Выбрать главу

Дотошные немцы пересчитали каждую разорванную гильзу, каждую пулю. Русских пленных и меня вместе с ними поставили лицом к стене. Потом унтер, шуровавший в плите кочергой, подцепил крючком гранату и, закрыв лицо руками, пронзительно закричал, зарыдал в голос: «Ха-ндэ грана-атен!» И все, кто был в подвале, в том числе и я, дружно легли на пол, многие зарылись головой в солому, а кое-кто заполз проворно под нары. Прошло пять минут, а затем объявили срочную эвакуацию раненых из госпиталя.

Под шумок удалось скрыться. И началось для меня кочевье по латышским хуторам в поисках съестного. В заплечной котомке у меня имелись дефицитнейшие четырехгранные гвозди для «подшивания» подков к копытам лошадей (пара увесистых пачек, позаимствованных в конюшне госпиталя), ценимые латышами-хуторянами на вес золота.

Неоднократно затем совершал я дурные поступки подрывного характера, не столько подвергая кого-то, сколько подвергаясь сам смертельной опасности, исходившей на меня как от самих поступков, так и от тех, возле кого эти поступки производились. Одному хозяину, безжалостно конфисковавшему у меня остаток «лошадиных» гвоздей, пришлось подорвать будку с отхожим местом, другому — внешне такую же будку, предназначенную, оказывается, для копчения сала. Двести граммов тола, похожего на полкуска хозяйственного мыла, — и куда корейка, куда грудинка.

На этом магия террора, бодрящая способность искушать себя терпкой опасностью не отпустила, как не отпустила она по вылезании из-под грохочущего поезда будущих классиков Леонида Андреева и Алексея Пешкова, которые затем оба, хотя и каждый в отдельности, дырявили себя из огнестрельного оружия. Добровольно. Магия искушения смертью. Сопротивление необузданного интеллекта надвигающейся неизбежности ухода человека из жизни.
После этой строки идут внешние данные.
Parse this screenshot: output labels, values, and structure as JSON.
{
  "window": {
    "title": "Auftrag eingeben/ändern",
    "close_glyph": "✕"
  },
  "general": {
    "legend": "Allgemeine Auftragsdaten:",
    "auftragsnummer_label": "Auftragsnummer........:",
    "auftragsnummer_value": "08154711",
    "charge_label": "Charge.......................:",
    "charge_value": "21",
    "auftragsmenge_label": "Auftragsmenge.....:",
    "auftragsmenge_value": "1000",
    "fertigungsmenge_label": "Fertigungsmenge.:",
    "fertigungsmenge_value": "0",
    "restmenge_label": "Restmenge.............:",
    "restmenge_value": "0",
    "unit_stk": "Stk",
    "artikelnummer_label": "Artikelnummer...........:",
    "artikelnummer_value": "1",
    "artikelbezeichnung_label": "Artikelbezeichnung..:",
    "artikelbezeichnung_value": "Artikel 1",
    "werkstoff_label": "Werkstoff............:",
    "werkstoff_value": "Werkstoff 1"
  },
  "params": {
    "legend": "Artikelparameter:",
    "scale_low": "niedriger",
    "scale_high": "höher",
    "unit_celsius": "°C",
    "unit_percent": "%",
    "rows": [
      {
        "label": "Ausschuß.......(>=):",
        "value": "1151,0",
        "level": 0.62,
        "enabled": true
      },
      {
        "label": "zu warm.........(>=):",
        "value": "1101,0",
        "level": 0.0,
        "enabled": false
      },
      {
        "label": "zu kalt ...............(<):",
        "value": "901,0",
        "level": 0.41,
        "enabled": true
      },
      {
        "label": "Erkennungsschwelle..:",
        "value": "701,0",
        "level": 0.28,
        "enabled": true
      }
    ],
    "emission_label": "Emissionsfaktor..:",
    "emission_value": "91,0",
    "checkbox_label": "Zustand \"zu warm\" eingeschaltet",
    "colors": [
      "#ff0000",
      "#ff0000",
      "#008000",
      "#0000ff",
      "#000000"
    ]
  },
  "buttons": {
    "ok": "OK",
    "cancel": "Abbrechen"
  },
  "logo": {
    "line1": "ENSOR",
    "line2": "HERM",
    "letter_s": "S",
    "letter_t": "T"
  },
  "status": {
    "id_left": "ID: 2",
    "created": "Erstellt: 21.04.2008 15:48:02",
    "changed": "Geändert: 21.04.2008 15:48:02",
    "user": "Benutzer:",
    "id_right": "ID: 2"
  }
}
Смерть не только отпугивала, но и прельщала, заманивала. Недаром в народе все эти сказки о русалках и омутах. Вот и со мной: даже после войны, обучаясь в «ремеслухе», частенько отправлялся я с Московского вокзала на станцию Поповку, где каждый квадратный метр земли таил в себе либо мину, либо снаряд, бомбу или россыпь патронов, взрывателей, либо еще какой сюрприз того же характера.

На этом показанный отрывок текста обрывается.